Away from the glare of television cameras and his domestic critics, Indian Prime Minister Narendra Modi’s visit to the United Kingdom last week has managed to radically reshape the contours of the India-UK partnership. Where the media was keen to highlight the controversies surrounding Modi, he has managed to redefine the India-UK relationship for the new century. Though the two countries sealed £9 billion worth of commercial deals in the retail, logistics, energy, finance, IT, education, and health sectors, it was the perceptual change in this bilateral relationship that will have a lasting impact on its future trajectory, which was seemingly headed nowhere before this visit.

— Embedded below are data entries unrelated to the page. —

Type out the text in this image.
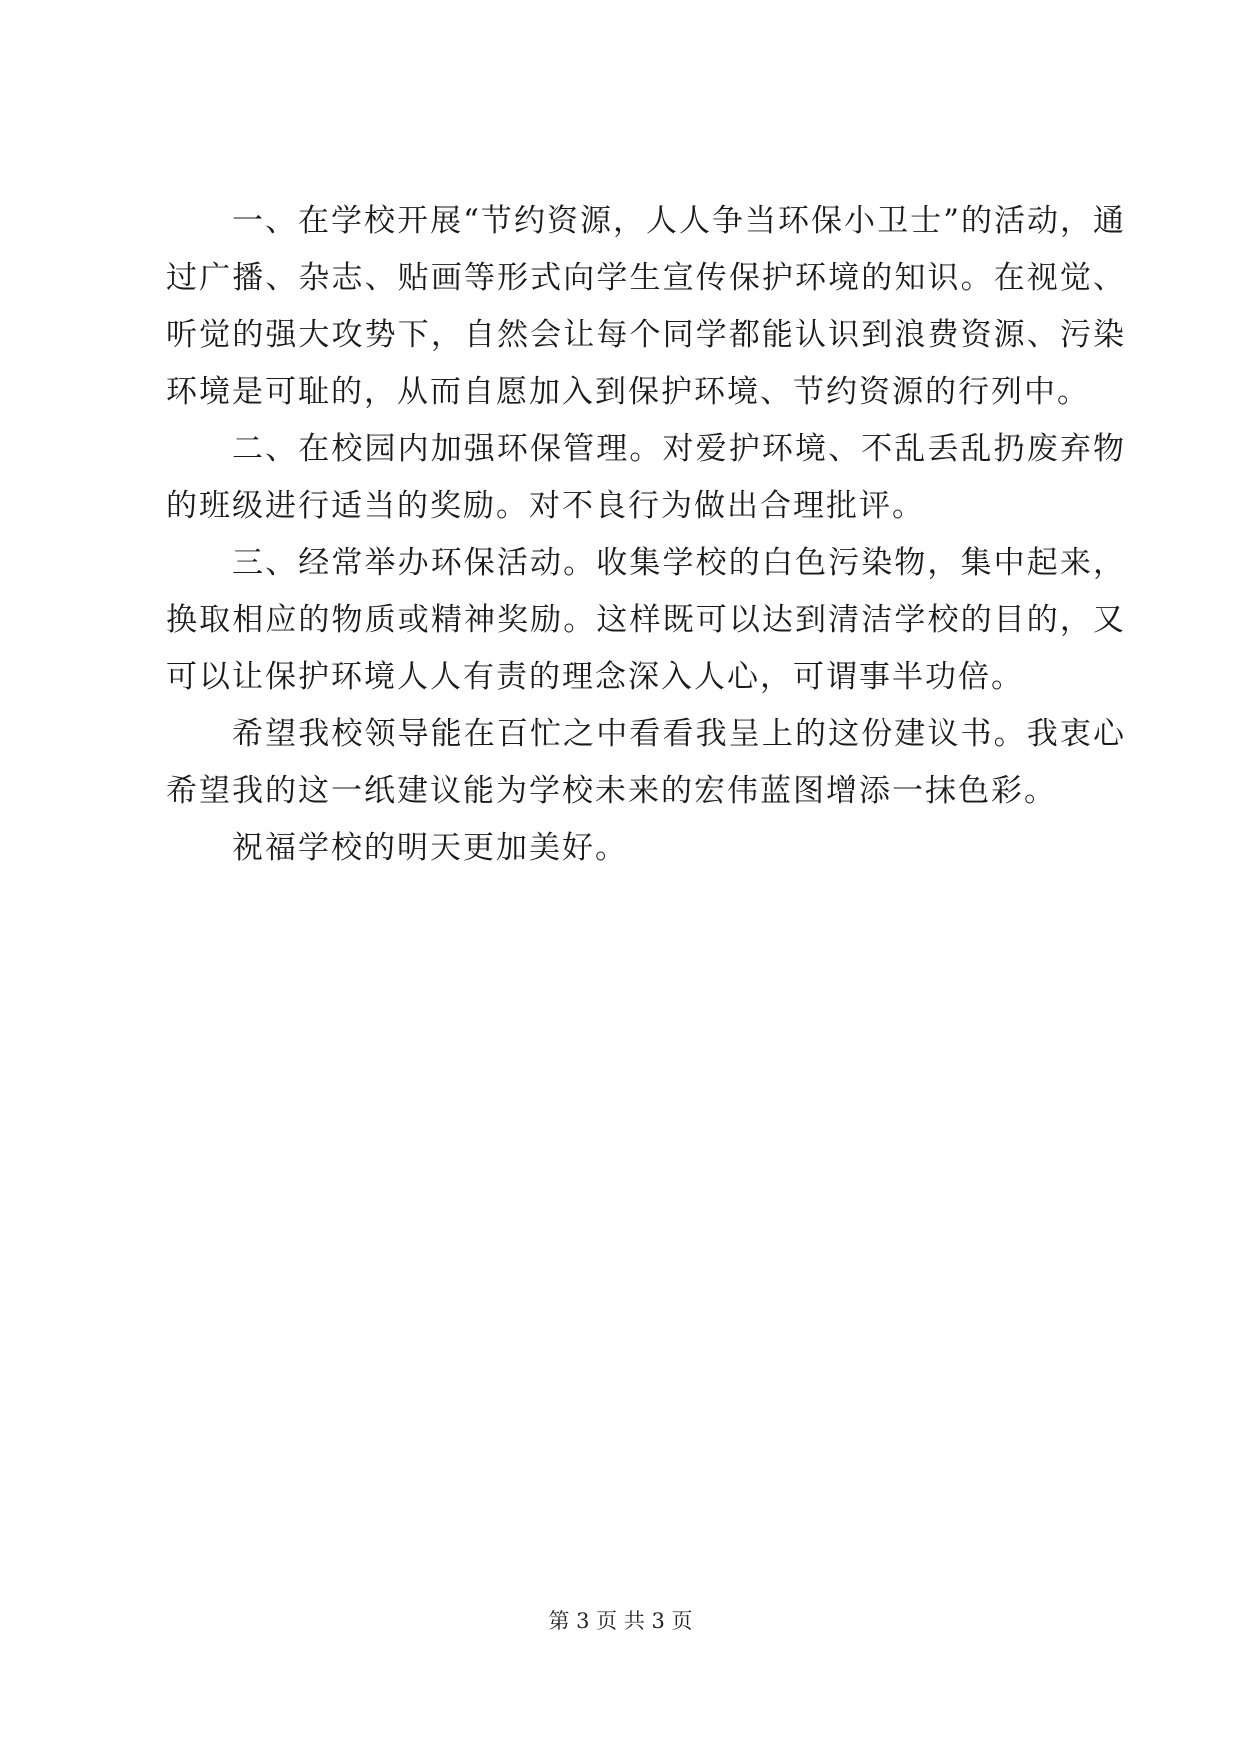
一、在学校开展“节约资源，人人争当环保小卫士”的活动，通过广播、杂志、贴画等形式向学生宣传保护环境的知识。在视觉、听觉的强大攻势下，自然会让每个同学都能认识到浪费资源、污染环境是可耻的，从而自愿加入到保护环境、节约资源的行列中。

二、在校园内加强环保管理。对爱护环境、不乱丢乱扔废弃物的班级进行适当的奖励。对不良行为做出合理批评。

三、经常举办环保活动。收集学校的白色污染物，集中起来，换取相应的物质或精神奖励。这样既可以达到清洁学校的目的，又可以让保护环境人人有责的理念深入人心，可谓事半功倍。

希望我校领导能在百忙之中看看我呈上的这份建议书。我衷心希望我的这一纸建议能为学校未来的宏伟蓝图增添一抹色彩。

祝福学校的明天更加美好。

第 3 页 共 3 页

Modi’s visit came at a time when there were widespread doubts in the UK regarding New Delhi’s seriousness about the bilateral at all, despite British Prime Minister David Cameron’s impressive outreach to India. Ever since he came to office six years ago, Cameron had made a serious effort to upgrade India-UK ties. In fact, in his first term, India was at the top of the list of emerging powers his government decided to court, only to be snubbed by India’s government, then led by the Congress-led United Progressive Alliance coalition. This is one of the reasons why, in Cameron’s second term, China has received outsized attention. Chinese President’s Xi Jinping’s successful visit to the UK last month resulted in the two nations signing £40bn in contracts, including for a project to build a nuclear power station in Britain. Modi therefore recognized that it was time for him to reciprocate Cameron’s investment in India.

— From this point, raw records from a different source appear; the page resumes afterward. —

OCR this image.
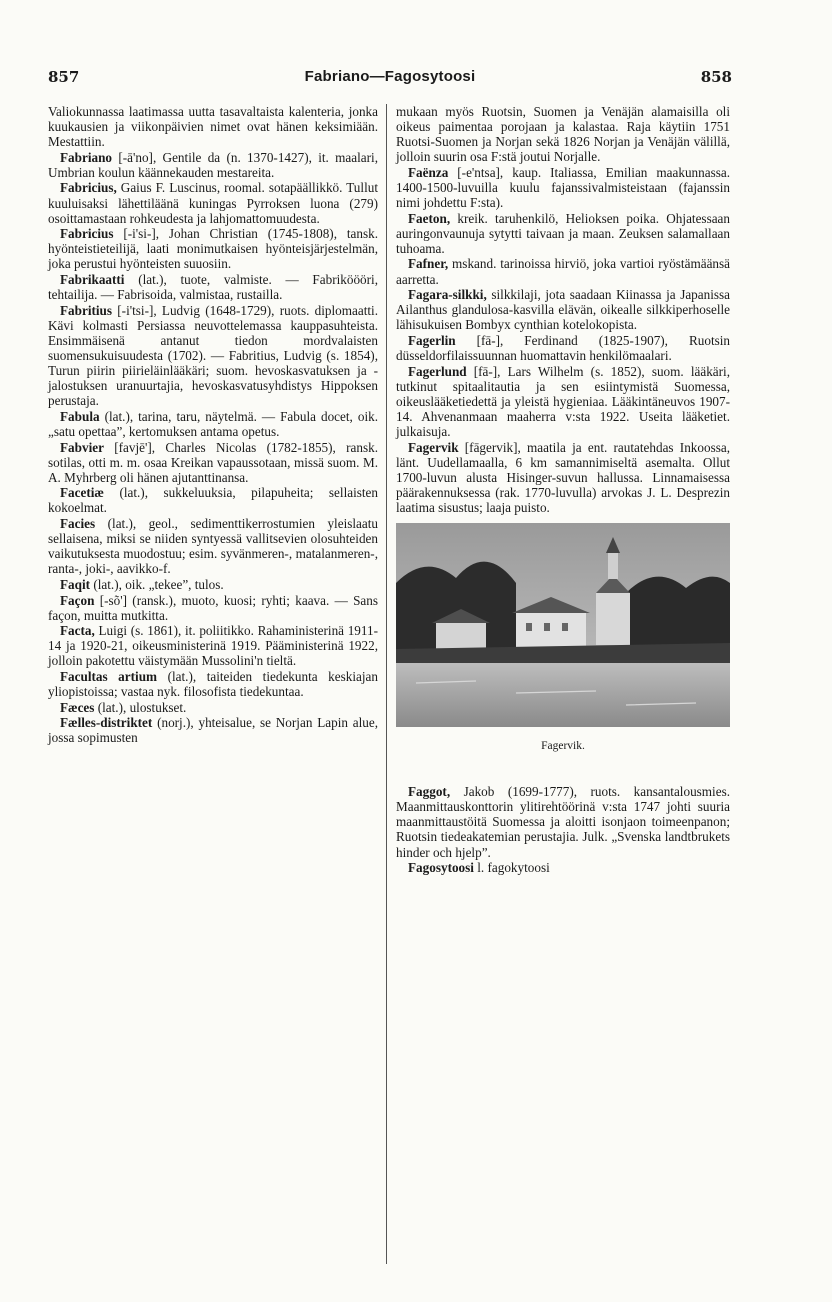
857	Fabriano—Fagosytoosi	858

Valiokunnassa laatimassa uutta tasavaltaista kalenteria, jonka kuukausien ja viikonpäivien nimet ovat hänen keksimiään. Mestattiin.

Fabriano [-ā'no], Gentile da (n. 1370-1427), it. maalari, Umbrian koulun käännekauden mestareita.

Fabricius, Gaius F. Luscinus, roomal. sotapäällikkö. Tullut kuuluisaksi lähettiläänä kuningas Pyrroksen luona (279) osoittamastaan rohkeudesta ja lahjomattomuudesta.

Fabricius [-i'si-], Johan Christian (1745-1808), tansk. hyönteistieteilijä, laati monimutkaisen hyönteisjärjestelmän, joka perustui hyönteisten suuosiin.

Fabrikaatti (lat.), tuote, valmiste. — Fabriköööri, tehtailija. — Fabrisoida, valmistaa, rustailla.

Fabritius [-i'tsi-], Ludvig (1648-1729), ruots. diplomaatti. Kävi kolmasti Persiassa neuvottelemassa kauppasuhteista. Ensimmäisenä antanut tiedon mordvalaisten suomensukuisuudesta (1702). — Fabritius, Ludvig (s. 1854), Turun piirin piirieläinlääkäri; suom. hevoskasvatuksen ja -jalostuksen uranuurtajia, hevoskasvatusyhdistys Hippoksen perustaja.

Fabula (lat.), tarina, taru, näytelmä. — Fabula docet, oik. „satu opettaa”, kertomuksen antama opetus.

Fabvier [favjē'], Charles Nicolas (1782-1855), ransk. sotilas, otti m. m. osaa Kreikan vapaussotaan, missä suom. M. A. Myhrberg oli hänen ajutanttinansa.

Facetiæ (lat.), sukkeluuksia, pilapuheita; sellaisten kokoelmat.

Facies (lat.), geol., sedimenttikerrostumien yleislaatu sellaisena, miksi se niiden syntyessä vallitsevien olosuhteiden vaikutuksesta muodostuu; esim. syvänmeren-, matalanmeren-, ranta-, joki-, aavikko-f.

Faqit (lat.), oik. „tekee”, tulos.

Façon [-sõ'] (ransk.), muoto, kuosi; ryhti; kaava. — Sans façon, muitta mutkitta.

Facta, Luigi (s. 1861), it. poliitikko. Rahaministerinä 1911-14 ja 1920-21, oikeusministerinä 1919. Pääministerinä 1922, jolloin pakotettu väistymään Mussolini'n tieltä.

Facultas artium (lat.), taiteiden tiedekunta keskiajan yliopistoissa; vastaa nyk. filosofista tiedekuntaa.

Fæces (lat.), ulostukset.

Fælles-distriktet (norj.), yhteisalue, se Norjan Lapin alue, jossa sopimusten

mukaan myös Ruotsin, Suomen ja Venäjän alamaisilla oli oikeus paimentaa porojaan ja kalastaa. Raja käytiin 1751 Ruotsi-Suomen ja Norjan sekä 1826 Norjan ja Venäjän välillä, jolloin suurin osa F:stä joutui Norjalle.

Faënza [-e'ntsa], kaup. Italiassa, Emilian maakunnassa. 1400-1500-luvuilla kuulu fajanssivalmisteistaan (fajanssin nimi johdettu F:sta).

Faeton, kreik. taruhenkilö, Helioksen poika. Ohjatessaan auringonvaunuja sytytti taivaan ja maan. Zeuksen salamallaan tuhoama.

Fafner, mskand. tarinoissa hirviö, joka vartioi ryöstämäänsä aarretta.

Fagara-silkki, silkkilaji, jota saadaan Kiinassa ja Japanissa Ailanthus glandulosa-kasvilla elävän, oikealle silkkiperhoselle lähisukuisen Bombyx cynthian kotelokopista.

Fagerlin [fā-], Ferdinand (1825-1907), Ruotsin düsseldorfilaissuunnan huomattavin henkilömaalari.

Fagerlund [fā-], Lars Wilhelm (s. 1852), suom. lääkäri, tutkinut spitaalitautia ja sen esiintymistä Suomessa, oikeuslääketiedettä ja yleistä hygieniaa. Lääkintäneuvos 1907-14. Ahvenanmaan maaherra v:sta 1922. Useita lääketiet. julkaisuja.

Fagervik [fāgervik], maatila ja ent. rautatehdas Inkoossa, länt. Uudellamaalla, 6 km samannimiseltä asemalta. Ollut 1700-luvun alusta Hisinger-suvun hallussa. Linnamaisessa päärakennuksessa (rak. 1770-luvulla) arvokas J. L. Desprezin laatima sisustus; laaja puisto.

Fagervik.

Faggot, Jakob (1699-1777), ruots. kansantalousmies. Maanmittauskonttorin ylitirehtöörinä v:sta 1747 johti suuria maanmittaustöitä Suomessa ja aloitti isonjaon toimeenpanon; Ruotsin tiedeakatemian perustajia. Julk. „Svenska landtbrukets hinder och hjelp”.

Fagosytoosi l. fagokytoosi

Indian diplomats have a tendency to say that the UK is nothing but 51st state of the United States. While this may be clever rhetoric, it is counterproductive and myopic. In recent times, there has been a divergence between the U.S. and the UK on a range of issues. Modi’s visit has managed to successfully put India-UK ties back on track with redefined terms: India is no longer a supplicant, but an emerging power. It is even providing jobs to the British economy. Modi’s visit to Jaguar Land Rover, which is owned by India’s Tata Motors, was meant to underscore this changing dynamic. His outreach to the Indian diaspora also signalled the increasing power of the British-Indian community in UK politics. When Cameron mentioned the growing list of British-Indian MPs and suggested that soon a British-Indian might even the prime minister of the UK, he was merely stating the obvious.Enjoying this article? Click here to subscribe for full access. Just $5 a month.

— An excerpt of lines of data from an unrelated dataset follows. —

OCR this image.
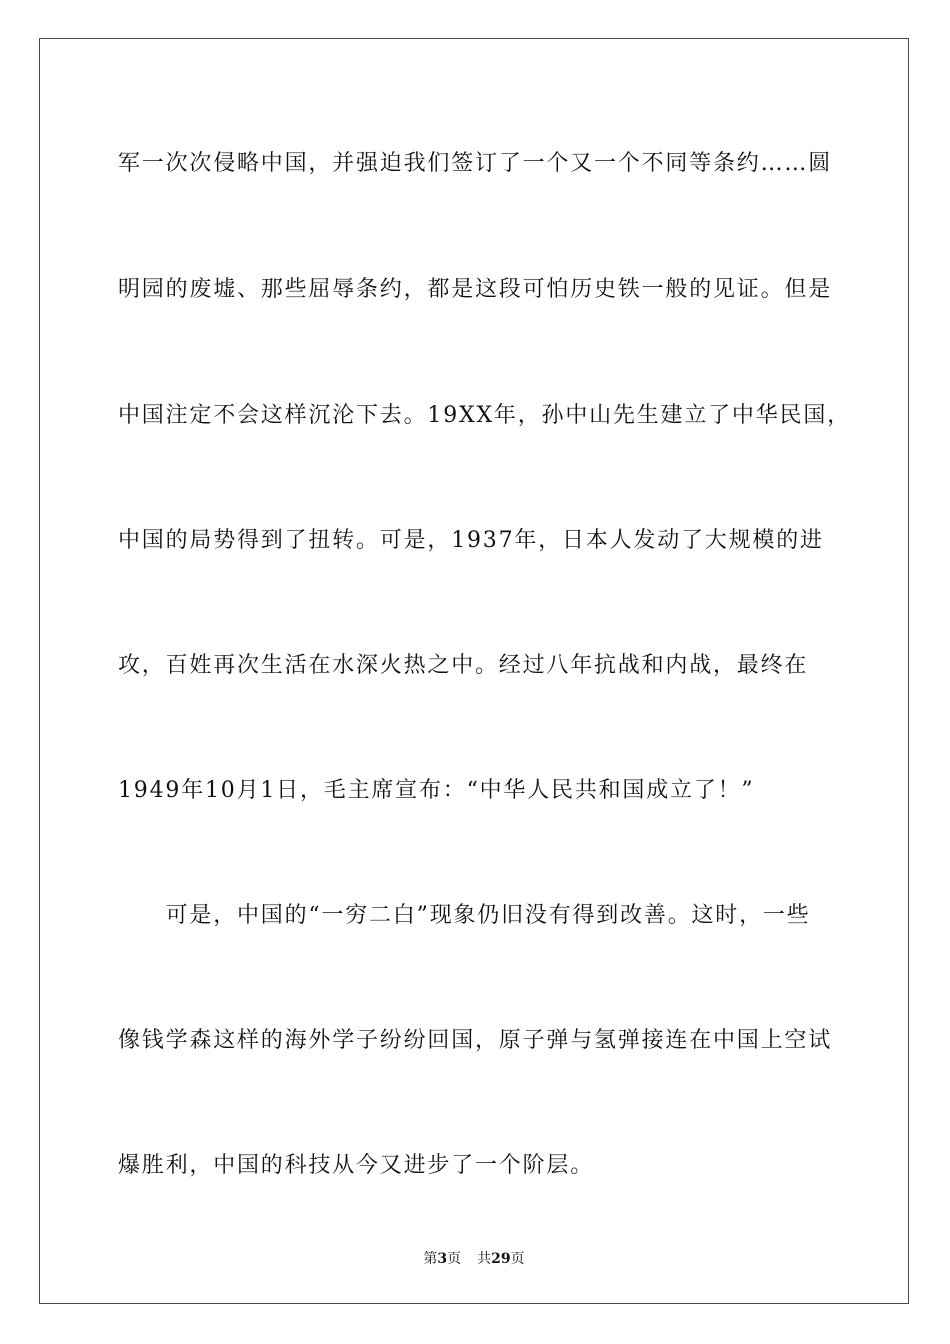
军一次次侵略中国，并强迫我们签订了一个又一个不同等条约……圆
明园的废墟、那些屈辱条约，都是这段可怕历史铁一般的见证。但是
中国注定不会这样沉沦下去。19XX年，孙中山先生建立了中华民国，
中国的局势得到了扭转。可是，1937年，日本人发动了大规模的进
攻，百姓再次生活在水深火热之中。经过八年抗战和内战，最终在
1949年10月1日，毛主席宣布：“中华人民共和国成立了！”
　　可是，中国的“一穷二白”现象仍旧没有得到改善。这时，一些
像钱学森这样的海外学子纷纷回国，原子弹与氢弹接连在中国上空试
爆胜利，中国的科技从今又进步了一个阶层。
第3页 共29页
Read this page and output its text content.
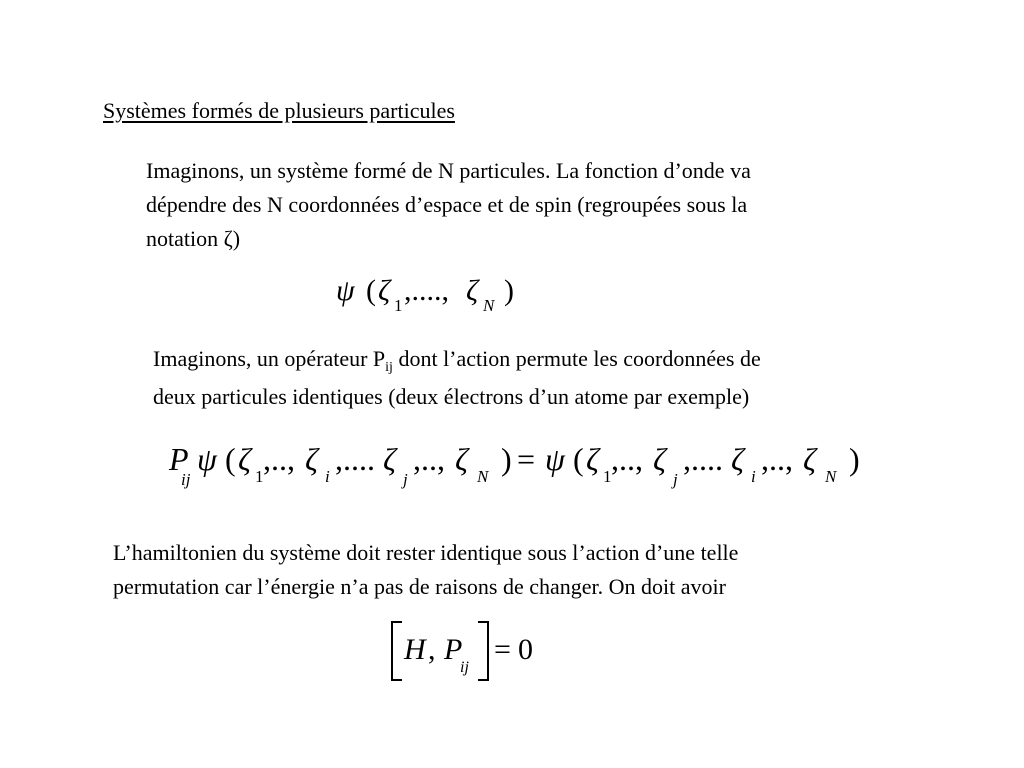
Systèmes formés de plusieurs particules
Imaginons, un système formé de N particules. La fonction d’onde va
dépendre des N coordonnées d’espace et de spin (regroupées sous la
notation ζ)
ψ ( ζ 1 ,...., ζ N )
Imaginons, un opérateur $P_{ij}$ dont l’action permute les coordonnées de
deux particules identiques (deux électrons d’un atome par exemple)
P
ij
ψ ( ζ 1 ,.., ζ i ,.... ζ
j
,.., ζ N ) = ψ ( ζ 1 ,.., ζ
j
,.... ζ i ,.., ζ N )
L’hamiltonien du système doit rester identique sous l’action d’une telle
permutation car l’énergie n’a pas de raisons de changer. On doit avoir
H , P
ij
= 0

Economics, of course, stands at the heart of the India-UK relationship. Cameron wants to make the UK a part of the Indian economy’s success story while Modi would like greater British investment in support of his ‘Make in India’ initiative. India can leverage other British advantages as well. From education, health, culture, infrastructure, science, and high-technology to areas such as policing and intelligence, Britain is still a global leader. India needs to keep this in mind as it approaches its engagement with the UK. Britain is keen to share its expertise at this point to help in building capacities in India. India needs to be more receptive. Modi’s visit made it clear that he sees the UK as a vital partner for India’s domestic economy.
More significantly, Modi has made the relationship more forward looking. He made an attempt to lay the legacy of Britain’s imperial past to rest when he suggested that “the soil of London” had given birth to India’s “freedom struggle,” referencing India’s numerous freedom fighters who studied in the UK. Moreover, where in the past, Pakistan was viewed as a key stumbling block in India-UK ties, this was not the case this time around. Refreshingly, in his multiple public engagements in the UK, Modi never once mentioned Pakistan. The only reference to the Pakistan came in the Modi-Cameron joint statement in which the two leaders reiterated “their call for Pakistan to bring the perpetrators of the November 2008 terrorist attack in Mumbai to justice,” even as they underscored their resolve “to work together to disrupt all financial and tactical support for terrorist networks including ISIL, al-Qaeda, Lashkar-e-Toiba, Hizb-ul-Mujahideen, the Haqqanis and associated groups.” The two sides managed to successfully conclude negotiations on a bilateral Civil Nuclear Cooperation agreement signed in 2010, providing a framework for further cooperation. The UK reiterated its strong support for India’s permanent membership in the UN Security Council.
Where the UK has failed is in articulating a broader strategic vision for its ties with India. This is related to its failure to view Asia beyond economics and trade. Modi had an opportunity to clarify some of these larger issues during his trip. Both sides seem to recognize this challenge. In the first speech by a serving Indian prime minister to the British Parliament, Modi said that the UK and India were “two strong economies and two innovative societies,” but their relationship “must set higher ambitions.” Modi’s visit has succeeded in changing the course of India-UK ties considerably. It will be now up to the two nations to build on the success of the Indian prime minister’s state visit.